How is PCA calculated afterall?
Just follow these steps:
- Represent your dataset as an mxn matrix, where m represents the number of data points and n represents the number of columns
- Subtract the mean of your data-set from all poins, such that the mean of the overall data is zero. Let’s call this new dataset X
- Find the Covariance matrix of this mean subtracted matrix as XTX
- Calculate the SVD of the covariance matrix. The columns of the V matrix are the principal components. (They are also the eigen vectors)
The above steps seem easy. Why do they work?

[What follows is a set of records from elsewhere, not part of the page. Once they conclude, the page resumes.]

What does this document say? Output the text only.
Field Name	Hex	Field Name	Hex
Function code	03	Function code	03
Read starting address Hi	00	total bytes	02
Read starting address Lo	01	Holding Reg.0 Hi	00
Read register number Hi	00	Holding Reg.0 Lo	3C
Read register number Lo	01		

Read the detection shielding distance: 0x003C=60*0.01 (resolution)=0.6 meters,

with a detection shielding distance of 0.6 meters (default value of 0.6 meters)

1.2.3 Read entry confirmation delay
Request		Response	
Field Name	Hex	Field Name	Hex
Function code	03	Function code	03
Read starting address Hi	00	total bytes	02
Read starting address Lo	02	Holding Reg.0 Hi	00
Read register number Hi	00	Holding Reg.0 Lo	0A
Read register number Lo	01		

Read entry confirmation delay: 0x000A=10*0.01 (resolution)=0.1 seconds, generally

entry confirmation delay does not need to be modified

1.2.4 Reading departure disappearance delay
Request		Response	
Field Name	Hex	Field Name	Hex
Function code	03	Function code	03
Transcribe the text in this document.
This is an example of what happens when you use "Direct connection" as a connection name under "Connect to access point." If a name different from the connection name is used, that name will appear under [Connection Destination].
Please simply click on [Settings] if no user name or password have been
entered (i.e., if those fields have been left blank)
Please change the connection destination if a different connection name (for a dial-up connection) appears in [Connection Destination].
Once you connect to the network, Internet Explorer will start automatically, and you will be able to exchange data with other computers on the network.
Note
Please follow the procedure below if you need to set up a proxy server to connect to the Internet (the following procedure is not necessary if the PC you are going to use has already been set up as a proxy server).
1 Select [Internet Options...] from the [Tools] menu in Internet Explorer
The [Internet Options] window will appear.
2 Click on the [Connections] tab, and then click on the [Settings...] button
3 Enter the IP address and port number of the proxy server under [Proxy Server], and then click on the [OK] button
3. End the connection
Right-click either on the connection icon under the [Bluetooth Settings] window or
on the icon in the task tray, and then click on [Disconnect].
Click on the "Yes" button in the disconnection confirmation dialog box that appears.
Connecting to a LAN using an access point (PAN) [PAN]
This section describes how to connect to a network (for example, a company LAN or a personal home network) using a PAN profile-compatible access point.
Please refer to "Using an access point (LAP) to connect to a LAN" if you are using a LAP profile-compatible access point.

As we did earlier, imagine we are given a matrix X where each row corresponds to a datapoint and each column corresponds to one of the features. We want to find a new feature space where the correlation between individual features is zero and also there is an ordering in the features such that the first few features can reconstruct the entire data very accurately, that is to say, the variance within each feature should be high. This entire concept is neatly packed into a covariance matrix. We want to transform X into Y ( by a linear transformation ) such that, the covariance matrix of Y is a diagonal matrix. As the off-diagonal elements in a covariance matrix represent the correlation between pairs of features and the diagonal elements represents the variance within each feature (or the correlation between a feature with itself), a diagonal matrix gives us the solution we are looking for. Or more importantly, whatever it took to create this diagonal matrix is the solution we are looking for. (Refer to section V and VI in the linked paper).
We know that we can use an SVD decomposition to diagonalise a matrix. So, given the covariance matrix, we write it in the form of USV, where S is the diagonalised matrix and V (or UT) can give us the principal components. (In the interest of time, I was quick with a few parts here. Please refer to the paper!)